1. What has your schedule been like lately?
As of recently, OK Go has been on a song writing break and personal family life hiatus. Last December my wife Kristy and I had a baby boy - Cohen. Parenting, needless to say has been taking a lot of my time and attention. September 16th OK Go heads back into the studio for production of our fourth album. We'll be recording with Dave Fridmann again and hope to release the album in spring 2013.
2. OkGo has the designation of being something like an artistic collective. How does the group balance between being a proper touring band and a creative think-tank?
In the last year touring has taken second fiddle to lots of other wilder and unusual projects for OK Go. I think the future holds less touring for us in general but even more wild parallel projects. We really allow ourselves the freedom to be as unusual as we can.
3. Are there any drawbacks to the gig?
Not really any I can think of to be honest. The other band members are really supportive with each others separate projects and since we've been a band for 12 years, it really feels like family.
4. What would you say fuels your personal playing style?
Not to sound cliche but for me, the song really dictates the style. I'm totally open to whatever feel or sound suits the song. Chances are rather good the next album will have a lot more programmed drums on it. Which suits me fine. I'm pretty sure it'll be a great blend of live and programmed drumming.
5. How did the band start?
The band started in 1998 in Chicago, although our members have been friends as far back as the mid eighties. That first year we rehearsed for about 6 months before playing our first show and then played all over town for about two years. In 2001 we were picked up by Capitol Records and had our debut album out in 2002. The first 4 years of being signed we were on the road about 9 months a year. It was pretty classic rock band stuff.

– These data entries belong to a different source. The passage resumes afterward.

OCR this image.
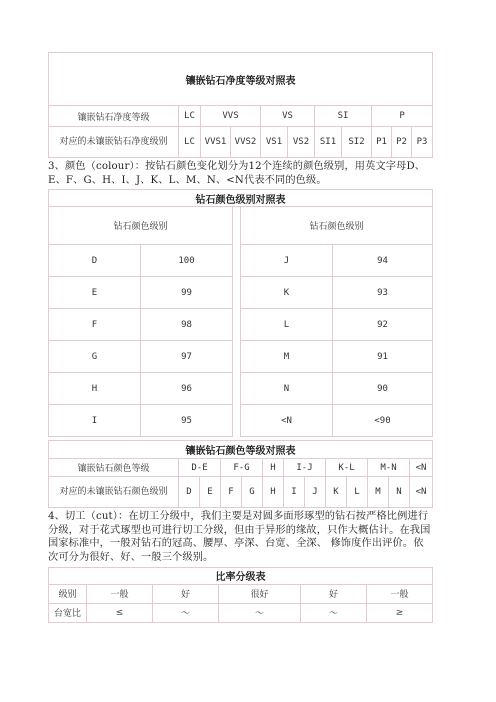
镶嵌钻石净度等级对照表										
镶嵌钻石净度等级	LC	VVS		VS		SI		P		
对应的未镶嵌钻石净度级别	LC	VVS1	VVS2	VS1	VS2	SI1	SI2	P1	P2	P3

3、颜色（colour）：按钻石颜色变化划分为12个连续的颜色级别，用英文字母D、E、F、G、H、I、J、K、L、M、N、<N代表不同的色级。

钻石颜色级别对照表				
钻石颜色级别			钻石颜色级别	
D	100		J	94
E	99		K	93
F	98		L	92
G	97		M	91
H	96		N	90
I	95		<N	<90
镶嵌钻石颜色等级对照表												
镶嵌钻石颜色等级	D-E		F-G		H	I-J		K-L		M-N		<N
对应的未镶嵌钻石颜色级别	D	E	F	G	H	I	J	K	L	M	N	<N

4、切工（cut）：在切工分级中，我们主要是对圆多面形琢型的钻石按严格比例进行分级，对于花式琢型也可进行切工分级，但由于异形的缘故，只作大概估计。在我国国家标准中，一般对钻石的冠高、腰厚、亭深、台宽、全深、 修饰度作出评价。依次可分为很好、好、一般三个级别。

比率分级表					
级别	一般	好	很好	好	一般
台宽比	≤	～	～	～	≥
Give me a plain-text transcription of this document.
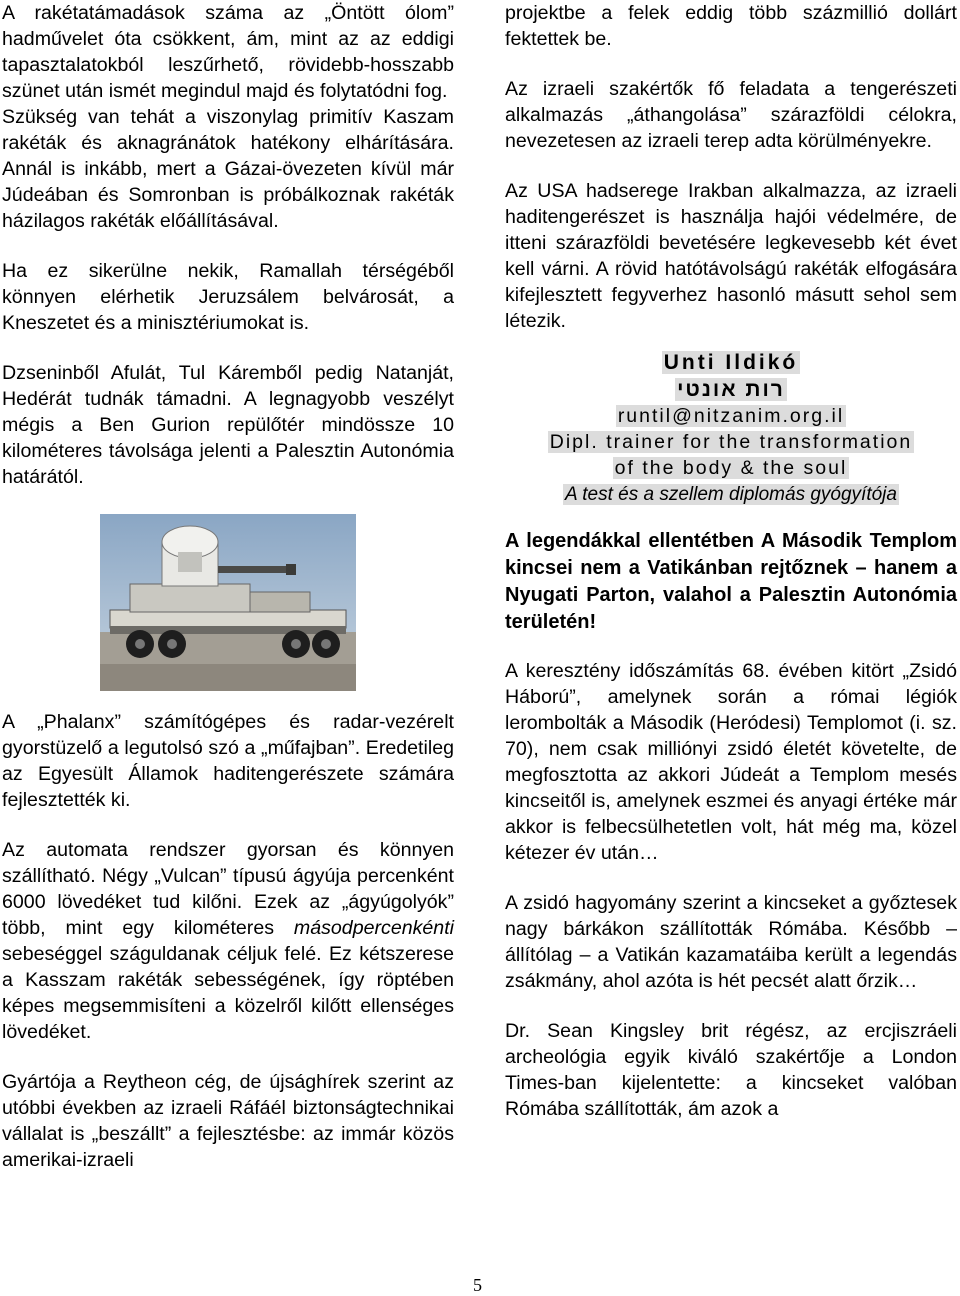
A rakétatámadások száma az „Öntött ólom” hadművelet óta csökkent, ám, mint az az eddigi tapasztalatokból leszűrhető, rövidebb-hosszabb szünet után ismét megindul majd és folytatódni fog.

Szükség van tehát a viszonylag primitív Kaszam rakéták és aknagránátok hatékony elhárítására. Annál is inkább, mert a Gázai-övezeten kívül már Júdeában és Somronban is próbálkoznak rakéták házilagos rakéták előállításával.

Ha ez sikerülne nekik, Ramallah térségéből könnyen elérhetik Jeruzsálem belvárosát, a Kneszetet és a minisztériumokat is.

Dzseninből Afulát, Tul Káremből pedig Natanját, Hedérát tudnák támadni. A legnagyobb veszélyt mégis a Ben Gurion repülőtér mindössze 10 kilométeres távolsága jelenti a Palesztin Autonómia határától.

A „Phalanx” számítógépes és radar-vezérelt gyorstüzelő a legutolsó szó a „műfajban”. Eredetileg az Egyesült Államok haditengerészete számára fejlesztették ki.

Az automata rendszer gyorsan és könnyen szállítható. Négy „Vulcan” típusú ágyúja percenként 6000 lövedéket tud kilőni. Ezek az „ágyúgolyók” több, mint egy kilométeres másodpercenkénti sebeséggel száguldanak céljuk felé. Ez kétszerese a Kasszam rakéták sebességének, így röptében képes megsemmisíteni a közelről kilőtt ellenséges lövedéket.

Gyártója a Reytheon cég, de újsághírek szerint az utóbbi években az izraeli Ráfáél biztonságtechnikai vállalat is „beszállt” a fejlesztésbe: az immár közös amerikai-izraeli

projektbe a felek eddig több százmillió dollárt fektettek be.

Az izraeli szakértők fő feladata a tengerészeti alkalmazás „áthangolása” szárazföldi célokra, nevezetesen az izraeli terep adta körülményekre.

Az USA hadserege Irakban alkalmazza, az izraeli haditengerészet is használja hajói védelmére, de itteni szárazföldi bevetésére legkevesebb két évet kell várni. A rövid hatótávolságú rakéták elfogására kifejlesztett fegyverhez hasonló másutt sehol sem létezik.

Unti Ildikó
רות אונטי
runtil@nitzanim.org.il
Dipl. trainer for the transformation
of the body & the soul
A test és a szellem diplomás gyógyítója
A legendákkal ellentétben A Második Templom kincsei nem a Vatikánban rejtőznek – hanem a Nyugati Parton, valahol a Palesztin Autonómia területén!

A keresztény időszámítás 68. évében kitört „Zsidó Háború”, amelynek során a római légiók lerombolták a Második (Heródesi) Templomot (i. sz. 70), nem csak milliónyi zsidó életét követelte, de megfosztotta az akkori Júdeát a Templom mesés kincseitől is, amelynek eszmei és anyagi értéke már akkor is felbecsülhetetlen volt, hát még ma, közel kétezer év után…

A zsidó hagyomány szerint a kincseket a győztesek nagy bárkákon szállították Rómába. Később – állítólag – a Vatikán kazamatáiba került a legendás zsákmány, ahol azóta is hét pecsét alatt őrzik…

Dr. Sean Kingsley brit régész, az ercjiszráeli archeológia egyik kiváló szakértője a London Times-ban kijelentette: a kincseket valóban Rómába szállították, ám azok a

5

6. What has been your most difficult -or challenging- gig, and how did you handle that?
The most difficult experience I've had to date as a drummer was the process of making our first record. Our record was an important one for the label and for us - so we couldn't short change anything. After about a week of tracking my drums, the head of the label and the producer decided to call in other drummers. You probably know which ones too. I got to watch the best session musicians play on the songs I played and toured for the last two years. It was a very humbling experience. But now I feel it gave me the absolute best lesson on great studio drumming - how to handle the downs of big label business - and what ultimately matters more than anything, is to stay positive and keep your head up.

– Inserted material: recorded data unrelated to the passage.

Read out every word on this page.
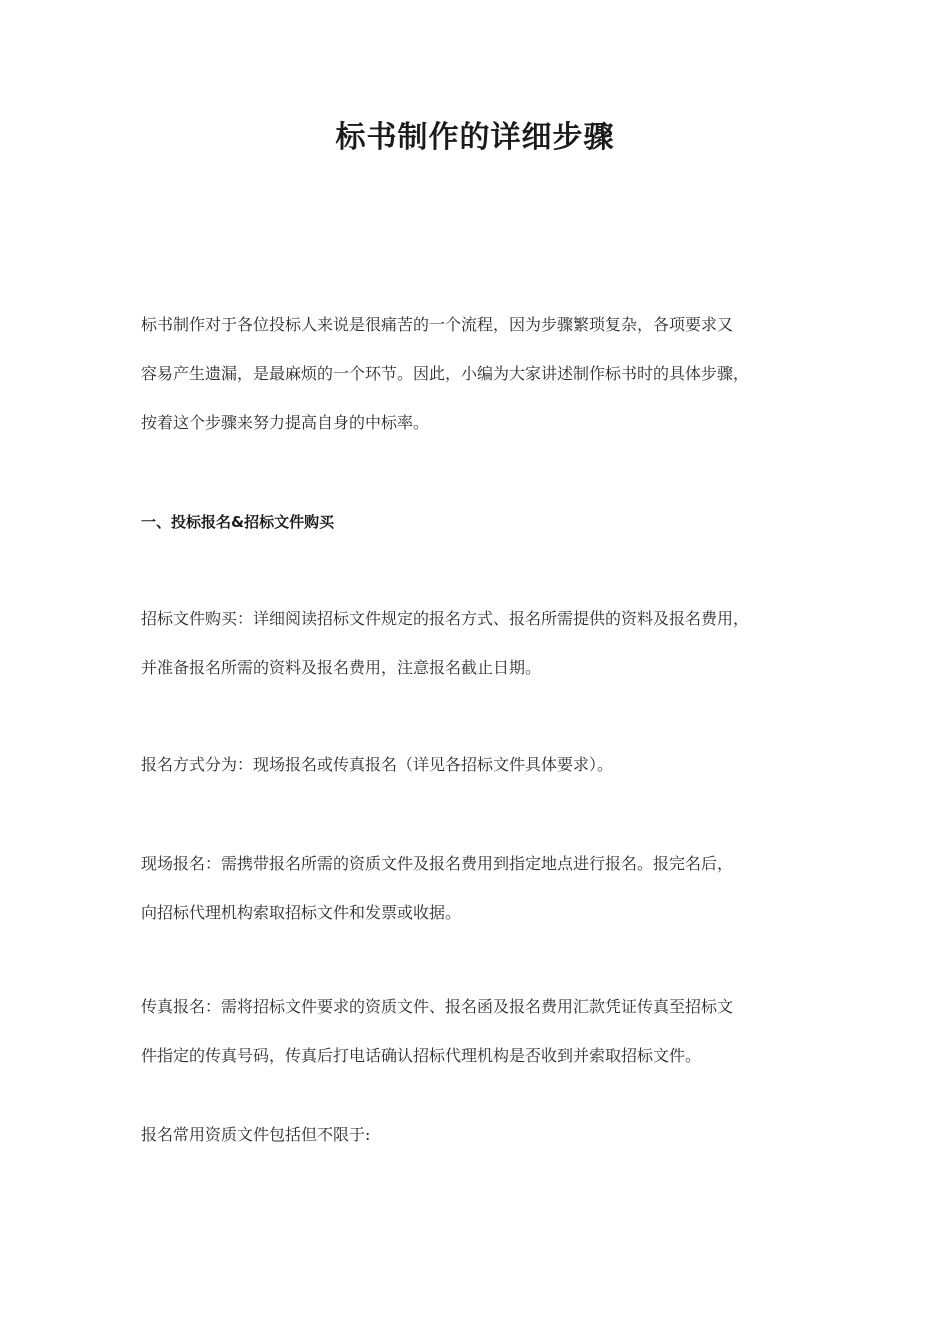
标书制作的详细步骤
标书制作对于各位投标人来说是很痛苦的一个流程，因为步骤繁琐复杂，各项要求又
容易产生遗漏，是最麻烦的一个环节。因此，小编为大家讲述制作标书时的具体步骤，
按着这个步骤来努力提高自身的中标率。
一、投标报名&招标文件购买
招标文件购买：详细阅读招标文件规定的报名方式、报名所需提供的资料及报名费用，
并准备报名所需的资料及报名费用，注意报名截止日期。
报名方式分为：现场报名或传真报名（详见各招标文件具体要求）。
现场报名：需携带报名所需的资质文件及报名费用到指定地点进行报名。报完名后，
向招标代理机构索取招标文件和发票或收据。
传真报名：需将招标文件要求的资质文件、报名函及报名费用汇款凭证传真至招标文
件指定的传真号码，传真后打电话确认招标代理机构是否收到并索取招标文件。
报名常用资质文件包括但不限于:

7. Any tricks you can share that you use to keep your playing fresh?
I like to produce other music on my computer on the side. Writing songs and programming drums really gets you in touch with what really makes music work. Being able to "see" the drumming (wave forms on a computer screen) gives you a completely fresh view on what it is we do with our hands and feet behind a kit. Playing "behind the beat" can make a lot more sense if you have the opportunity to see it against a grid in a DAW.

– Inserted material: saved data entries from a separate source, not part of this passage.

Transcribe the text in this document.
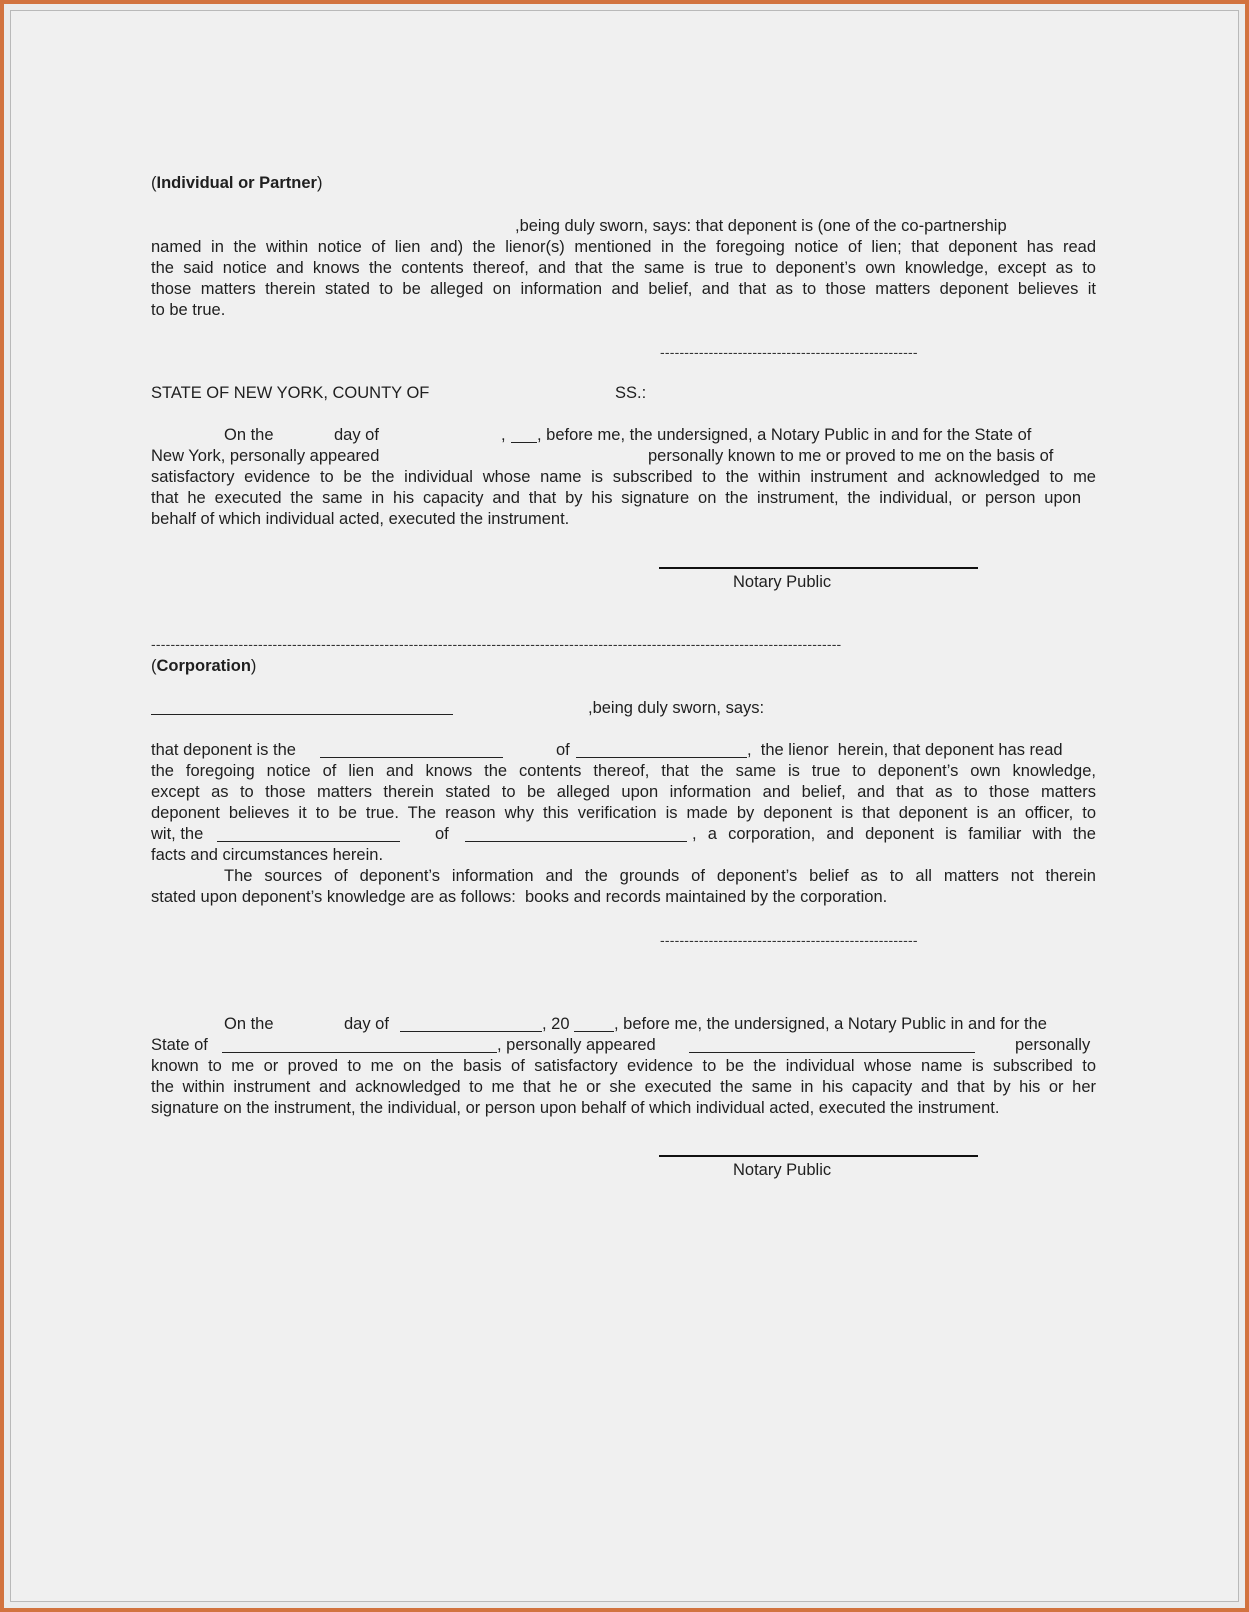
(Individual or Partner)
,being duly sworn, says: that deponent is (one of the co-partnership
named in the within notice of lien and) the lienor(s) mentioned in the foregoing notice of lien; that deponent has read
the said notice and knows the contents thereof, and that the same is true to deponent’s own knowledge, except as to
those matters therein stated to be alleged on information and belief, and that as to those matters deponent believes it
to be true.
-----------------------------------------------------
STATE OF NEW YORK, COUNTY OF	SS.:
On the	day of	, , before me, the undersigned, a Notary Public in and for the State of
New York, personally appeared	personally known to me or proved to me on the basis of
satisfactory evidence to be the individual whose name is subscribed to the within instrument and acknowledged to me
that he executed the same in his capacity and that by his signature on the instrument, the individual, or person upon
behalf of which individual acted, executed the instrument.
Notary Public
----------------------------------------------------------------------------------------------------------------------------------------------
(Corporation)
,being duly sworn, says:
that deponent is the	of	,  the lienor  herein, that deponent has read
the foregoing notice of lien and knows the contents thereof, that the same is true to deponent’s own knowledge,
except as to those matters therein stated to be alleged upon information and belief, and that as to those matters
deponent believes it to be true. The reason why this verification is made by deponent is that deponent is an officer, to
wit, the	of	, a corporation, and deponent is familiar with the
facts and circumstances herein.
The sources of deponent’s information and the grounds of deponent’s belief as to all matters not therein
stated upon deponent’s knowledge are as follows:  books and records maintained by the corporation.
-----------------------------------------------------
On the	day of	, 20	, before me, the undersigned, a Notary Public in and for the
State of	, personally appeared	personally
known to me or proved to me on the basis of satisfactory evidence to be the individual whose name is subscribed to
the within instrument and acknowledged to me that he or she executed the same in his capacity and that by his or her
signature on the instrument, the individual, or person upon behalf of which individual acted, executed the instrument.
Notary Public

10. What have been some of your favorite projects you have worked on as part of OkGo.
I think my favorite project that the band has done was being a part of the half time show for a home Notre Dame game. My favorite video shoot was for the song "End Love". It was a time lapse video shot over the course of 24 hours. We slept a night through in a city park. That represented 8 seconds of the video.
11. What’s been your touring set-up, and what are you digging about it?
I'm playing a Bubinga wrap 4 piece Ludwig with a 6.5 Black Beauty. I love the whole kit! When we play gigs with rentals, I can instantly feel a difference. Love getting back to my drums.
12. How important to you are the drums you play and how do you feel it affects your playing?
I'd say it's pretty important. I mean, it's like wearing a fitted suit. It feels good and comfortable. Everything is tuned the way I like and set to the appropriate hight, it just feels like home.
13. What drew you to Ludwig?
I always knew Ludwig was/is one of the greatest drum companies in the world. I knew their snares were the ones on all my favorite records. I knew that their distinctive sound was going to fit what OK Go was about. It was really not a difficult choice to play Ludwig.
14. Can you describe how you tweak your drums to get your personal sound?
Generally I like to keep my drums tuned as low as I can get them. I keep them wide open and try not to change the heads if possible. I love the broken in feel and sound of older heads.
15. Are there any upcoming projects that you are particularly excited about?
Hopefully OK Go will be doing a video collaboration with Boeing. (the plane manufacturer) Our initial idea was to shoot the very first weightless music video!
16. Who are you major drumming influences?
All the great. Bonham, Rich, Ringo and Gadd. I love Manu Katche's playing. And of course the dudes that replaced me on our first album, Freese and Chamberlain!
17. What are your four favorite albums (drumming or otherwise)?
love every Beatles album and every Led Zeppelin record. Recently though I've been getting into a lot more electronic stuff. Right now I really can't get enough of what Diplo's been doing!